Suit Tossed Over Fatally Shot Unarmed Teen

     LOS ANGELES (CN) – Los Angeles police officers are not liable for fatally shooting a 19-year-old armed only with a cellphone after a high-speed chase, a federal judge ruled.
     Abdul Arian had drawn the attention of police after he ran a red light on April 11, 2012. During the ensuing high-speed chase, Arian allegedly told a 911 operator there was “something” in his trunk, the court’s Tuesday order stated.
     After the LAPD finally immobilized Arian’s car on the 101 freeway in Woodland Hills, Arian emerged from his car, pointing his cellphone at the officers. Officers shot at him, but Arian appeared unaffected, ran a bit away and again pointed his phone at them. The second volley of shots killed Arian.
     The LAPD later represented that Arian told the operator during the chase that he had a gun and was prepared to use it. No weapon was found in the trunk or car.
     His family’s June 2012 complaint claimed that he was not intoxicated, and alleged that officers shot at the unarmed 19-year-old roughly 120 to 150 times.
     “By the time Arian fell to the ground, at least three officers had emptied their 16-round magazines,” U.S. District Judge Gary Klasuner wrote.
     Klausner nevertheless granted the city summary judgment Tuesday, finding that the shooting was justified because it was reasonable for officers to believe that Arian was holding a gun, instead of his cellphone.
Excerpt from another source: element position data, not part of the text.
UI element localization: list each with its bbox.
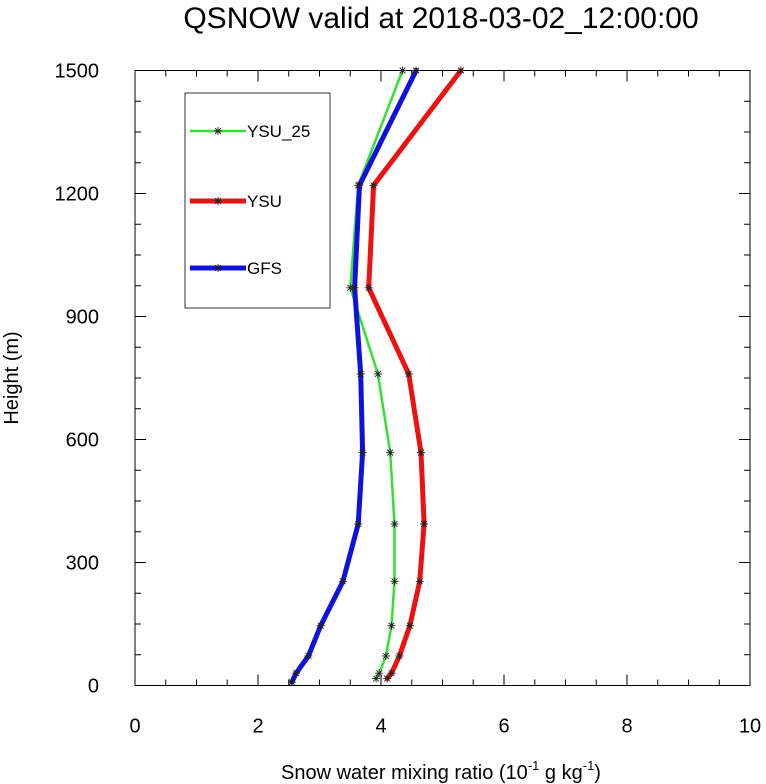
x-axis-label: Snow water mixing ratio (10-1 g kg-1) [281, 758, 601, 784]
series-ysu-25 [346, 66, 407, 683]
asterisk-marker [354, 519, 363, 528]
x-tick-label: 6 [498, 716, 509, 738]
asterisk-marker [390, 519, 399, 528]
asterisk-marker [390, 577, 399, 586]
y-tick-label: 600 [66, 430, 99, 452]
series-line [366, 68, 464, 681]
legend-entry: GFS [190, 259, 282, 278]
legend-label: GFS [247, 259, 282, 278]
asterisk-marker [316, 621, 325, 630]
asterisk-marker [381, 651, 390, 660]
series-layer [287, 66, 465, 687]
asterisk-marker [214, 197, 222, 205]
asterisk-marker [395, 651, 404, 660]
x-tick-label: 2 [252, 716, 263, 738]
legend-entry: YSU_25 [190, 122, 310, 141]
asterisk-marker [364, 283, 373, 292]
asterisk-marker [405, 621, 414, 630]
asterisk-marker [404, 369, 413, 378]
x-tick-label: 10 [739, 716, 761, 738]
asterisk-marker [369, 181, 378, 190]
asterisk-marker [383, 674, 392, 683]
asterisk-marker [416, 448, 425, 457]
legend: YSU_25 YSU GFS [184, 92, 331, 309]
asterisk-marker [292, 669, 301, 678]
x-axis-label-end: ) [594, 762, 601, 784]
plot-frame [134, 70, 751, 686]
x-axis-label-mid: g kg [539, 762, 582, 784]
asterisk-marker [304, 651, 313, 660]
asterisk-marker [420, 519, 429, 528]
asterisk-marker [287, 678, 296, 687]
x-axis-label-sup2: -1 [583, 758, 595, 773]
chart-title: QSNOW valid at 2018-03-02_12:00:00 [183, 2, 698, 35]
asterisk-marker [375, 669, 384, 678]
y-tick-label: 900 [66, 307, 99, 329]
asterisk-marker [338, 577, 347, 586]
asterisk-marker [214, 127, 222, 135]
asterisk-marker [412, 66, 421, 75]
asterisk-marker [355, 181, 364, 190]
asterisk-marker [398, 66, 407, 75]
y-axis-label: Height (m) [1, 331, 23, 424]
asterisk-marker [456, 66, 465, 75]
y-tick-label: 0 [88, 676, 99, 698]
asterisk-marker [386, 448, 395, 457]
y-tick-label: 300 [66, 553, 99, 575]
legend-label: YSU_25 [247, 122, 310, 141]
y-tick-label: 1200 [55, 184, 100, 206]
asterisk-marker [358, 448, 367, 457]
x-axis-label-sup1: -1 [528, 758, 540, 773]
asterisk-marker [350, 283, 359, 292]
y-tick-labels: 0 300 600 900 1200 1500 [55, 61, 100, 698]
x-tick-label: 4 [375, 716, 386, 738]
series-ysu [364, 66, 465, 683]
x-tick-label: 0 [129, 716, 140, 738]
x-axis-label-main: Snow water mixing ratio (10 [281, 762, 528, 784]
asterisk-marker [387, 669, 396, 678]
y-tick-label: 1500 [55, 61, 100, 83]
asterisk-marker [373, 369, 382, 378]
series-gfs [287, 66, 421, 687]
legend-entry: YSU [190, 192, 282, 211]
asterisk-marker [356, 369, 365, 378]
asterisk-marker [415, 577, 424, 586]
legend-label: YSU [247, 192, 282, 211]
x-tick-labels: 0 2 4 6 8 10 [129, 716, 761, 738]
asterisk-marker [387, 621, 396, 630]
x-tick-label: 8 [621, 716, 632, 738]
asterisk-marker [214, 264, 222, 272]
     “The record contains video footage from three different news sources, all of which capture Arian’s position and stance with respect to officers and others,” the five-page order states. “The video footage shows that Arian turned towards officers on three separate occasions and extended his arms outward towards them. … In each instance, Arian held a small, dark object in his hands and pointed it in the direction of officers. … Based on this footage, the court determines that no reasonable juror could find that Arian’s stance did not resemble that of an individual preparing to fire a gun.”
     Arian’s family argued that one of the officers could not tell what Arian was holding without eye glasses. Finding that was not a “triable issue,” however, Klausner said the family failed to show that the officer in question was the first to fire shots at Arian.
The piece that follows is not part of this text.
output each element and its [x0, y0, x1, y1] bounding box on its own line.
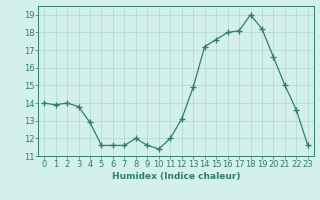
X-axis label: Humidex (Indice chaleur): Humidex (Indice chaleur)	[112, 172, 240, 181]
     Klausner rejected the contention that Arian was holding his cellphone in a way that indicated that he was videoing the officers, and added that the officers did not have to warn Arian before firing rounds at him.
     “Here, the undisputed evidence shows that Arian, in the process of fleeing from officers, took a shooting stance and pointed his cell phone at officers three times in a span of only 19 seconds,” the opinion states. “Even if the court assumed that warnings were practicable under these circumstances, the additional undisputed facts going to the reasonableness of officers’ actions weigh substantially in favor of officers, such that the extent to which officers issued warnings is immaterial.”
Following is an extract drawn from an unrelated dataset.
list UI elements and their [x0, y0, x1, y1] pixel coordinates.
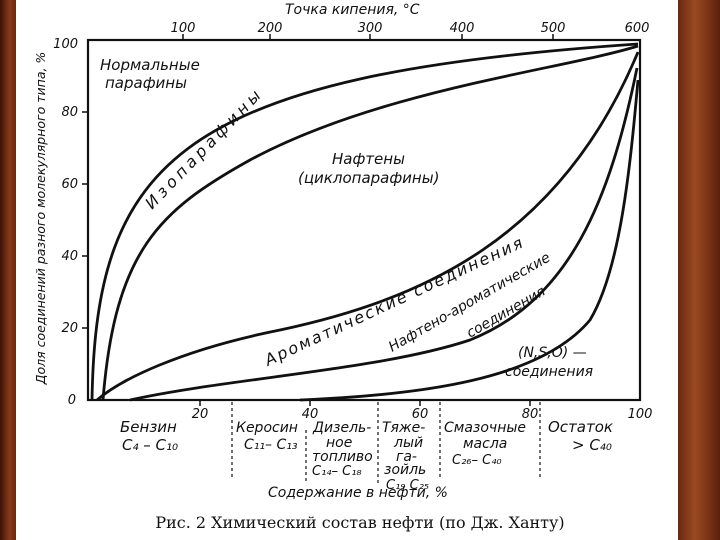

     Granting qualified immunity to the officers, Klausner found that the family’s Monell claim against the city failed, and concluded that Los Angeles is shielded from claims for wrongful death, negligence and battery.
     While city attorney Carmen Trutanich welcomed the decision, he called the episode “a tragedy for the Arian Family and the Los Angeles Police Department.”
     “Too often our police officers must defend themselves in the face of grave threats, perceived or otherwise, and in this case tragic as it may have been, their defense was justified,” Trutanich said.
     Though Arian’s family initially demanded $120 million in damages, its most recent demand was for $25 million, the city attorney said.